Jay Rosen

Jay Rosen is associate professor of journalism at New York University. From 1993 to 1997, he was the Director of the Project on Public Life and the Press, funded by the Knight Foundation. Since 1990 he has been a leading figure in the reform movement known as "public journalism," which calls on the press to take an active role in strengthening citizenship, improving political debate and reviving public life.

Rosen is currently researching the interaction between communities and the press on a one-year grant from the Pew Charitable Trusts. He is a member of the Penn National Commission of Society, Culture and Community, headed by President Judith Rodin of the University of Pennsylvania. The Commission's three-year charge is to study in depth the deteriorating climate of public debate and what might be done to improve it.

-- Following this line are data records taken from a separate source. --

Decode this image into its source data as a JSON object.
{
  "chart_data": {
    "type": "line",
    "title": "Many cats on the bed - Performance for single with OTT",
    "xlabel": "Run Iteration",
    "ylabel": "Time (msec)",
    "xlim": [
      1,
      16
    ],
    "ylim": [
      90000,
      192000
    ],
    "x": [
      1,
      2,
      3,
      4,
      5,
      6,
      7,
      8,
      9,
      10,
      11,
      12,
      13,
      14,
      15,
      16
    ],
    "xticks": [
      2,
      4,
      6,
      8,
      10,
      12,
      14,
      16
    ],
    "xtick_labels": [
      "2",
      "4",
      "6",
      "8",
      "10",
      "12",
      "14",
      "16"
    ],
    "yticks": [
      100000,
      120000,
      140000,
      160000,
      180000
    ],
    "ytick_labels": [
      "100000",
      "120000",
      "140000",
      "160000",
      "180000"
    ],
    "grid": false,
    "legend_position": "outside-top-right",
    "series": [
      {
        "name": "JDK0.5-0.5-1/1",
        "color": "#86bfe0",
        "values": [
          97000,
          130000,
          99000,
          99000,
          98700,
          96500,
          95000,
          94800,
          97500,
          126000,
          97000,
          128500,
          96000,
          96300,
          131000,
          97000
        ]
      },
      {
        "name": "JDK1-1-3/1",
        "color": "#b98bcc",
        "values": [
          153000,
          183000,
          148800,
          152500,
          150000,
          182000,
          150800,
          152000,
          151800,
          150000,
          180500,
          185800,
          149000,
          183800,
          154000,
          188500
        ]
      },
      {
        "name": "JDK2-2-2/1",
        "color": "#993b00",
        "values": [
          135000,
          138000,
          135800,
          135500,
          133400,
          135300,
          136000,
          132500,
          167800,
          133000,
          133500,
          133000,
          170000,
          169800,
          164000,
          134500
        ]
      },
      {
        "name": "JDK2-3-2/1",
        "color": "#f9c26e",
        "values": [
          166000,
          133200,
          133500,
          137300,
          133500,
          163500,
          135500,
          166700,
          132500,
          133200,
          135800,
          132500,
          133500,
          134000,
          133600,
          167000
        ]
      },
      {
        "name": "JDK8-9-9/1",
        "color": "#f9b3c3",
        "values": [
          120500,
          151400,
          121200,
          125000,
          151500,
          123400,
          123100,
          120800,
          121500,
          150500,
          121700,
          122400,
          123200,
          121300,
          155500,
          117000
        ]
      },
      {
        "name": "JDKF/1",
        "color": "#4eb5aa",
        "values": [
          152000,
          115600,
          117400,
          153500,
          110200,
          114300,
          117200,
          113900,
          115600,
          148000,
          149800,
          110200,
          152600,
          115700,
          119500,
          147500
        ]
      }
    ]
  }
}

Rosen is also an associate of the Kettering Foundation of Dayton, Ohio. As a press critic and essayist, he writes frequently on media and political issues. His work has appeared in the Columbia Journalism Review, Harpers, the Nation, the New York Times, the Los Angeles Times and other journals. In 1999, Yale University Press will publish his book on public journalism, titled, What Are Journalists For?

In 1994 he was a fellow at the Shorenstein Center on the Press, Politics and Public Policy at Harvard University, and in 1990-91 he held a fellowship at the Gannett Center for Media Studies at Columbia University, now the Freedom Forum Media Studies Center.

A native of Buffalo, NY, Rosen had a brief career in journalism at the Buffalo Courier Express before beginning graduate study. He has a Ph.D. from NYU in communication studies.